Cahier critique 24/04/2019

“Venerman” de Tatiana Vialle et Swann Arlaud

Swann Arlaud passe à la réalisation, en binôme avec sa mère, Tatiana Vialle.

C’est pas trop triste de renoncer à ses rêves ?”. Le jeune Charles, dix-huit ans, a fini par poser la question à son frère aîné, Antoine, tant il semble s’être assagi. L’interrogation est au centre de Venerman, film court réalisé par Swann Arlaud et Tatiana Vialle. Est-ce qu’à un moment, on lâche quelque chose des ambitions intimes de son enfance ? Est-ce qu’on abandonne toute possibilité de se distinguer de ses congénères ? Est-ce qu’on devient un mouton consumériste qui ne pense plus à rien ? “Carlito”lui, n’en a pas envie.

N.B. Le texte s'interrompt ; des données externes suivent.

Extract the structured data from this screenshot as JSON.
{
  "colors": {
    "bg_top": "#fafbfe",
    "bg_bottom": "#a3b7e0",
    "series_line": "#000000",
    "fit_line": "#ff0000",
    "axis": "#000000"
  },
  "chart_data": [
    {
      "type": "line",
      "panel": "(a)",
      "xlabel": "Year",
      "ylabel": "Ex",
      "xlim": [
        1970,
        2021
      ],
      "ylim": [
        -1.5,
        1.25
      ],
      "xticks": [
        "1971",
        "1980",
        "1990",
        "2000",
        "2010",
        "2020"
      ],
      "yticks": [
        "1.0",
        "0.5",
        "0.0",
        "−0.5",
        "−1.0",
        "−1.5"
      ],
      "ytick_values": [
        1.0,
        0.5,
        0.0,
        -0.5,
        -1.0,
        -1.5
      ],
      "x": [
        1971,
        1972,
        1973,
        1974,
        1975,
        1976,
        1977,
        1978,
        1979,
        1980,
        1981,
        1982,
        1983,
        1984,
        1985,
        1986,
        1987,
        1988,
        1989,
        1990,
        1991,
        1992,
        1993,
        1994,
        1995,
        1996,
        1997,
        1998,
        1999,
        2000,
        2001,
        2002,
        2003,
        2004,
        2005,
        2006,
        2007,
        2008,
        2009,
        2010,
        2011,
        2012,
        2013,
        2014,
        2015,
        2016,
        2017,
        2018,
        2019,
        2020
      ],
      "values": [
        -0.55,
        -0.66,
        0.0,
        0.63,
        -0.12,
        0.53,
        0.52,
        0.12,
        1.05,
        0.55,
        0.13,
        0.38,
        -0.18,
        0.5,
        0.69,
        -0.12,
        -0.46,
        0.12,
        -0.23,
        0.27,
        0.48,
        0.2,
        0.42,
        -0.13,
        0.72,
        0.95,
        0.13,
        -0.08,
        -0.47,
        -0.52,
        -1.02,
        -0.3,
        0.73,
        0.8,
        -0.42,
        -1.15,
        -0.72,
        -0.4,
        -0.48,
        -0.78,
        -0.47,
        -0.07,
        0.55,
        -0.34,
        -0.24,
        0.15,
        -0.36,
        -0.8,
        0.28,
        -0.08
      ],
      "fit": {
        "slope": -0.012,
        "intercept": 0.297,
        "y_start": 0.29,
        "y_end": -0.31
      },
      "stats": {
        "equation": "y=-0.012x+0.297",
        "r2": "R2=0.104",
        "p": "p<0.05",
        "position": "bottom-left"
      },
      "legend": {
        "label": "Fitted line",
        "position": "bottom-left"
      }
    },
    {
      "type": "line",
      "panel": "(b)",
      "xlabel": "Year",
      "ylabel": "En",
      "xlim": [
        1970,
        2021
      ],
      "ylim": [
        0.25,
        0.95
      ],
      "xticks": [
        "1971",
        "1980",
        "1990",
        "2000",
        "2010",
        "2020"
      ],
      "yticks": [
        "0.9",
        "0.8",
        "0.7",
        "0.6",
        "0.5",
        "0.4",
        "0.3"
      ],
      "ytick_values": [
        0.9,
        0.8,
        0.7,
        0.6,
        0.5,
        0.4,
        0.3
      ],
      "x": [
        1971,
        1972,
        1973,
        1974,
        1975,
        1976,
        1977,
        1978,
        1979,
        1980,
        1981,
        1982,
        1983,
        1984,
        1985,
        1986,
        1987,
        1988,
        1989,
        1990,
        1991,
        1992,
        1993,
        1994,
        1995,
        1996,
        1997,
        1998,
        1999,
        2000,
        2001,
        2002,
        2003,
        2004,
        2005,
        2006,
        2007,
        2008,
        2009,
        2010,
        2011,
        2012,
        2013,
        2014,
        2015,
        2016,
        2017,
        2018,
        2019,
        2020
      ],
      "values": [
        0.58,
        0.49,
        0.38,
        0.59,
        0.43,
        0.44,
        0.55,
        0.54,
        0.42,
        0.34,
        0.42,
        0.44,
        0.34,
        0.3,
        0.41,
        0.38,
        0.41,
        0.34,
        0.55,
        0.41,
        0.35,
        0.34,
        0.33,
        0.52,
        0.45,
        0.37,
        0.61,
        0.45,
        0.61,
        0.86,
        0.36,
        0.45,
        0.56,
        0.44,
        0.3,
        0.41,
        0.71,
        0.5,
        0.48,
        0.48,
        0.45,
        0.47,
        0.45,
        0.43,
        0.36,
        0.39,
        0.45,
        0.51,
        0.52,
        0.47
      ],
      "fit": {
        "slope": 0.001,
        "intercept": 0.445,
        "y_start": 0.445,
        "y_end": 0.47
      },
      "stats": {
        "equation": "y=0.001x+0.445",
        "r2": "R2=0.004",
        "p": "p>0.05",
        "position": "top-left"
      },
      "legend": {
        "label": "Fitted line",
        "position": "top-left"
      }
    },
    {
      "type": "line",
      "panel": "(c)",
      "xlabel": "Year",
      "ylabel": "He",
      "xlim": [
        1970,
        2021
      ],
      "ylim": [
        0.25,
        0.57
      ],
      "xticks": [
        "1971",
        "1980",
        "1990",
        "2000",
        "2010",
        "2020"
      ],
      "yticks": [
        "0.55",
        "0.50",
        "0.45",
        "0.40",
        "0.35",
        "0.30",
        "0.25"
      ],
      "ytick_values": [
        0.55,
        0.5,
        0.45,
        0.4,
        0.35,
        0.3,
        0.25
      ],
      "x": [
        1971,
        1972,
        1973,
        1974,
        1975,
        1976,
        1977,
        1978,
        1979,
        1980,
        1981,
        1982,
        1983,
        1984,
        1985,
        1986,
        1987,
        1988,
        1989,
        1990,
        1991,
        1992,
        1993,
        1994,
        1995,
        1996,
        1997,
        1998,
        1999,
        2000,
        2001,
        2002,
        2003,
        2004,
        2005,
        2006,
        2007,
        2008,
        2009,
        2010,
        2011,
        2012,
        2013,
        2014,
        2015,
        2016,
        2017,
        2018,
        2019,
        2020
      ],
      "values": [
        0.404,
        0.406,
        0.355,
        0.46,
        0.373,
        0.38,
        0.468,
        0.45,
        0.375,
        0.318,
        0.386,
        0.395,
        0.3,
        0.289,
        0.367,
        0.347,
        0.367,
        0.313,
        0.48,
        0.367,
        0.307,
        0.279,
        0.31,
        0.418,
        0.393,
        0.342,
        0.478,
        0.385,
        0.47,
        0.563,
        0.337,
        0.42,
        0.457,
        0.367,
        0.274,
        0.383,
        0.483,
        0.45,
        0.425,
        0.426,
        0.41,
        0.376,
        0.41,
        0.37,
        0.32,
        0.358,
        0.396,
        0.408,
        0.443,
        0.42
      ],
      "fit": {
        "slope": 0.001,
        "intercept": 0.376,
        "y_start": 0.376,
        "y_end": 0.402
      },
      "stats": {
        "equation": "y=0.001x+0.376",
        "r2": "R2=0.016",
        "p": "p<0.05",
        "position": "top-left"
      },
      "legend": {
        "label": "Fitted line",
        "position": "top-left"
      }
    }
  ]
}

La puissance de son imaginaire est telle qu’il s’imagine noir et rappeur. Il y croit mordicus, tellement qu’il le devient à l’image, son sweat rouge lui servant de parure de super héros. Il fera danser les mots comme les lecteurs de la BPI du Centre Pompidou, et surtout, il fera tout pour ne pas être le “petit Blanc sans histoires”, le mec désenchanté que son frère est devenu. Il fera tout pour garder en lui sa révolte d’adolescent que la génération précédente a peut-être perdue, tout en la réapprenant peut-être aujourd’hui. 
Venerman est une histoire de famille. Swann Arlaud a réalisé ce film sec et doux, à la mise en scène très frontale et composée, avec sa mère Tatiana Vialle, directrice de casting. Tobias Nuytten, demi-frère du premier et fils de la deuxième, tient le rôle-titre d’un film développé à partir de sa personnalité et de ses mots, notamment ceux qu’il rappe, mis en musique par Barnabé Nuytten, l’autre demi-frère. 
Il nous enseigne une fois de plus qu’on ne badine pas avec la transmission chez les Nuytten. Celle qui passe notamment par la parole, l’héritage culturel transmis par Bruno, le père, ex-directeur de la photographie et réalisateur, et le désir de travailler avec ses proches. Et qui dit transmission, dit échos secrets, domaine de l’inconscient. Et Venerman est une sorte de bulle contemporaine dérivée du second long métrage de Bruno Nuytten, Albert souffre, réalisé vingt-sept ans plus tôt. Dans ce film personnel du cinéaste, réalisé juste après Camille Claudelle jeune héros incarné par Julien Rassam, ne semblait avoir aucune limite dans sa liberté de vivre, dans sa décontraction au quotidien. Mieux encore, son meilleur ami, Charles, jeune noir veilleur de nuit dans un hôtel (joué par Collin Obomalayat, revu en 2017 dans Et toujours nous marcherons, de Jonathan Millet) se vivait aussi comme un Basquiat qui aurait survécu, quatre ans après la mort du peintre américain. La filiation entre les deux films s’impose lorsque l’on voit le “Black Charles” de Venerman recouvrir les affiches de campagne présidentielle de Marine Le Pen par les siennes. Si l’on met de côté cette correspondance troublante entre le long et le court métrage, Venerman est indéniablement marqué par une culture urbaine et underground totalement revendiquée par Swann Arlaud, acteur intense et désormais cinéaste à part entière.

Bernard Payen

Réalisation et scénario : Tatiana Vialle et Swann Arlaud. Image : Sarah Boutin. Montage : Isabelle Manquillet, Clémence Diard et Souliman Schelfout. Son : Rodrigo Diaz. Musique originale : Barnabé Nuytten. Interprétation : Tobias Nuytten, Moussa Fomba, Margot Lima Frances, Émilie Incerti Formentini et Swann Arlaud. Production : Année zéro.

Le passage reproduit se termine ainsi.